When we were kids we used to go for walks, out the garden, over the railway tracks, pick blackberries. I don’t believe it was suicide. Mind you, what child thinks their own mother would leave them? She was just fine the hour before. The police recorded it as a suicide but I still don’t believe it.
My brother was there when the police turned up. They had to physically restrain him from running out to see the body on the tracks. It was my sister who called me. She said, “You haven’t heard have you? Mum’s dead.” We raced over to the farm. They hadn’t moved the body yet.
Dad was out.
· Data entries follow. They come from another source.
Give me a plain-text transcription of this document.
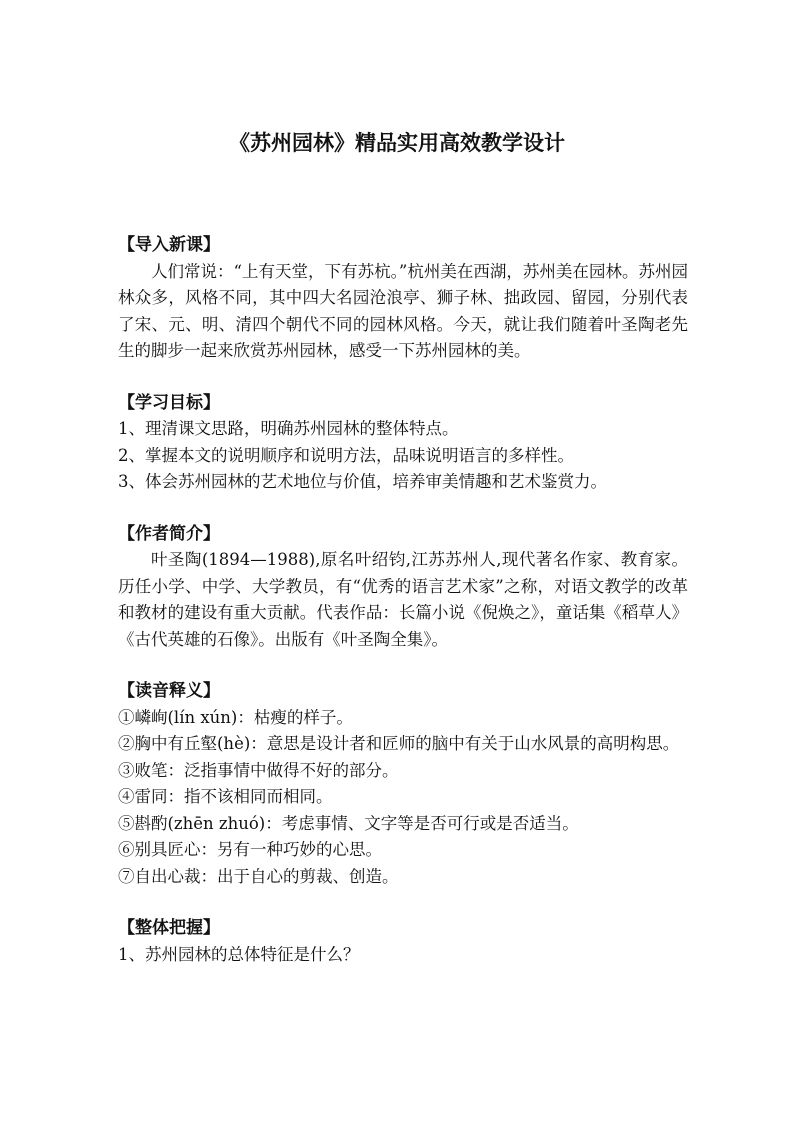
《苏州园林》精品实用高效教学设计
【导入新课】

人们常说：“上有天堂，下有苏杭。”杭州美在西湖，苏州美在园林。苏州园林众多，风格不同，其中四大名园沧浪亭、狮子林、拙政园、留园，分别代表了宋、元、明、清四个朝代不同的园林风格。今天，就让我们随着叶圣陶老先生的脚步一起来欣赏苏州园林，感受一下苏州园林的美。

【学习目标】

1、理清课文思路，明确苏州园林的整体特点。

2、掌握本文的说明顺序和说明方法，品味说明语言的多样性。

3、体会苏州园林的艺术地位与价值，培养审美情趣和艺术鉴赏力。

【作者简介】

叶圣陶(1894—1988),原名叶绍钧,江苏苏州人,现代著名作家、教育家。历任小学、中学、大学教员，有“优秀的语言艺术家”之称，对语文教学的改革和教材的建设有重大贡献。代表作品：长篇小说《倪焕之》，童话集《稻草人》《古代英雄的石像》。出版有《叶圣陶全集》。

【读音释义】

①嶙峋(lín xún)：枯瘦的样子。

②胸中有丘壑(hè)：意思是设计者和匠师的脑中有关于山水风景的高明构思。

③败笔：泛指事情中做得不好的部分。

④雷同：指不该相同而相同。

⑤斟酌(zhēn zhuó)：考虑事情、文字等是否可行或是否适当。

⑥别具匠心：另有一种巧妙的心思。

⑦自出心裁：出于自心的剪裁、创造。

【整体把握】

1、苏州园林的总体特征是什么？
We had to call him, tell him to come home but he was driving so we didn’t tell him she was dead. We just said, “It’s about Mum.” I think he thought she’d fallen down the stairs or something. She used to race up and down those stairs. He used to say to her “One of these days...”
They had to cut some fingers off to remove her rings. Her wedding ring was completely flattened. They said “we’ve found one of her earrings as well” and I asked “what about the other one?” They didn’t have an answer to that.
They didn’t do a very good job of removing the body. There were still bits of her on the track. I said to my Peter, “I wonder what was in the coffin?” I think about that a lot. I know you shouldn’t imagine it but you can’t help it can you?”